Baibars

Baibars. Der Roman von Baibars, eher Heldenlied als Roman, ist eine der großen Sammlungen arabischer Volkserzählungen, von denen eine Ausgabe in 60 Bänden bis heute überliefert ist. Der Roman folgt einer Person, die der Erzählung ihre Einheit verleiht, nämlich dem Leben des großen Mamelucken-Sultans Baibars al-Bunduqdari. Dieser wurde 1223 im südrussischen Steppengebiet geboren und in Sivas (Osttürkei) als Sklave verkauft. Später befehligte er die Garden, gegen die 1250 der Kreuzzug Ludwig IX. des Heiligen bei Mansurah scheiterte, und besiegte als Befehlshaber der Mamelucken 1260 die Mongolen. Von 1260–1277 war er Sultan von Ägypten und Syrien.
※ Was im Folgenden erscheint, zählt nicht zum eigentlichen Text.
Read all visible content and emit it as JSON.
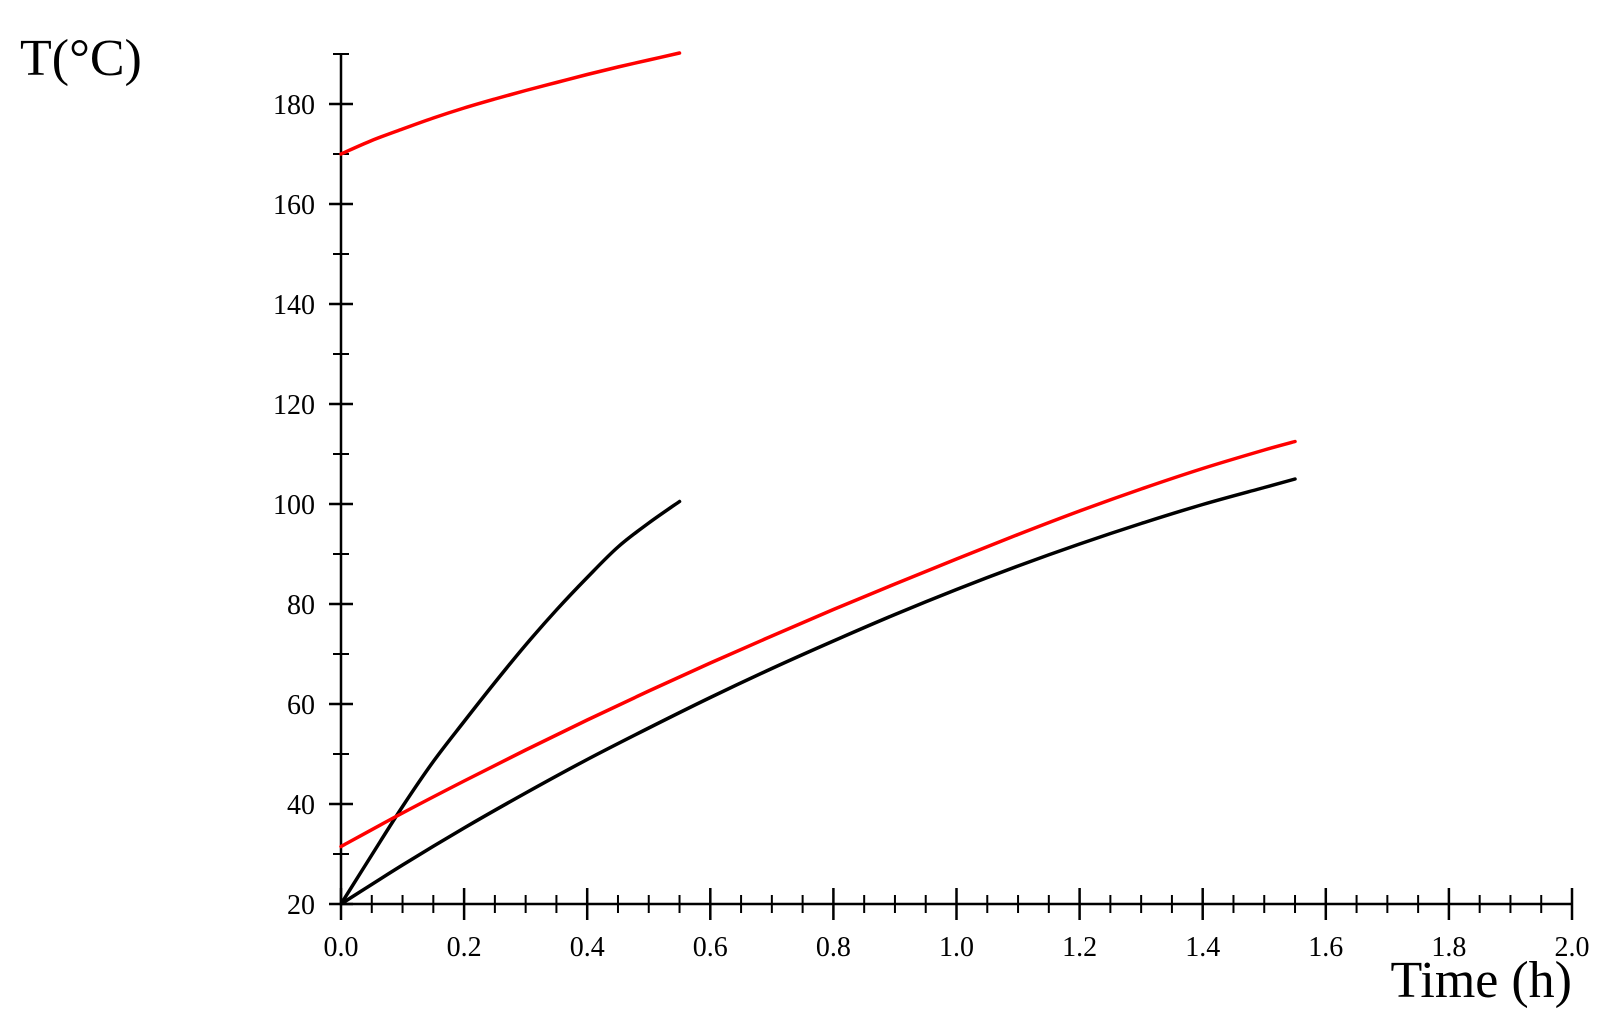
{
  "chart_data": {
    "type": "line",
    "title": "",
    "xlabel": "Time (h)",
    "ylabel": "T(°C)",
    "xlim": [
      0.0,
      2.0
    ],
    "ylim": [
      20,
      190
    ],
    "x_ticks": [
      "0.0",
      "0.2",
      "0.4",
      "0.6",
      "0.8",
      "1.0",
      "1.2",
      "1.4",
      "1.6",
      "1.8",
      "2.0"
    ],
    "y_ticks": [
      "20",
      "40",
      "60",
      "80",
      "100",
      "120",
      "140",
      "160",
      "180"
    ],
    "grid": false,
    "legend": "none",
    "series": [
      {
        "color": "#ff0000",
        "points": [
          [
            0.0,
            170.0
          ],
          [
            0.05,
            172.7
          ],
          [
            0.1,
            175.0
          ],
          [
            0.15,
            177.2
          ],
          [
            0.2,
            179.2
          ],
          [
            0.25,
            181.0
          ],
          [
            0.3,
            182.7
          ],
          [
            0.35,
            184.3
          ],
          [
            0.4,
            185.9
          ],
          [
            0.45,
            187.4
          ],
          [
            0.5,
            188.8
          ],
          [
            0.55,
            190.2
          ]
        ]
      },
      {
        "color": "#000000",
        "points": [
          [
            0.0,
            20.0
          ],
          [
            0.05,
            29.8
          ],
          [
            0.1,
            39.5
          ],
          [
            0.15,
            48.5
          ],
          [
            0.2,
            56.5
          ],
          [
            0.25,
            64.3
          ],
          [
            0.3,
            71.8
          ],
          [
            0.35,
            78.8
          ],
          [
            0.4,
            85.3
          ],
          [
            0.45,
            91.4
          ],
          [
            0.5,
            96.2
          ],
          [
            0.55,
            100.5
          ]
        ]
      },
      {
        "color": "#ff0000",
        "points": [
          [
            0.0,
            31.5
          ],
          [
            0.1,
            38.2
          ],
          [
            0.2,
            44.6
          ],
          [
            0.3,
            50.8
          ],
          [
            0.4,
            56.8
          ],
          [
            0.5,
            62.6
          ],
          [
            0.6,
            68.2
          ],
          [
            0.7,
            73.6
          ],
          [
            0.8,
            78.9
          ],
          [
            0.9,
            84.0
          ],
          [
            1.0,
            89.0
          ],
          [
            1.1,
            93.9
          ],
          [
            1.2,
            98.6
          ],
          [
            1.3,
            103.0
          ],
          [
            1.4,
            107.1
          ],
          [
            1.5,
            110.8
          ],
          [
            1.55,
            112.5
          ]
        ]
      },
      {
        "color": "#000000",
        "points": [
          [
            0.0,
            20.0
          ],
          [
            0.1,
            27.8
          ],
          [
            0.2,
            35.2
          ],
          [
            0.3,
            42.2
          ],
          [
            0.4,
            48.9
          ],
          [
            0.5,
            55.2
          ],
          [
            0.6,
            61.3
          ],
          [
            0.7,
            67.1
          ],
          [
            0.8,
            72.6
          ],
          [
            0.9,
            77.9
          ],
          [
            1.0,
            82.9
          ],
          [
            1.1,
            87.6
          ],
          [
            1.2,
            92.0
          ],
          [
            1.3,
            96.1
          ],
          [
            1.4,
            99.9
          ],
          [
            1.5,
            103.3
          ],
          [
            1.55,
            105.0
          ]
        ]
      }
    ]
  }
}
Er starb am 20.06.1277 in Damaskus, weil er versehentlich Gift trank.
Die Erzählungen im Roman von Baibars, die im Lauf der Jahrhunderte zur Legende ausgeschmückt wurden, sind episch und derb zugleich, wenn nicht gar anzüglich, und von kriegerischen Ritter- und Wundertaten sowie von den Früchten der Magie durchzogen. Sie sind ein Spiegelbild ihrer Zeit.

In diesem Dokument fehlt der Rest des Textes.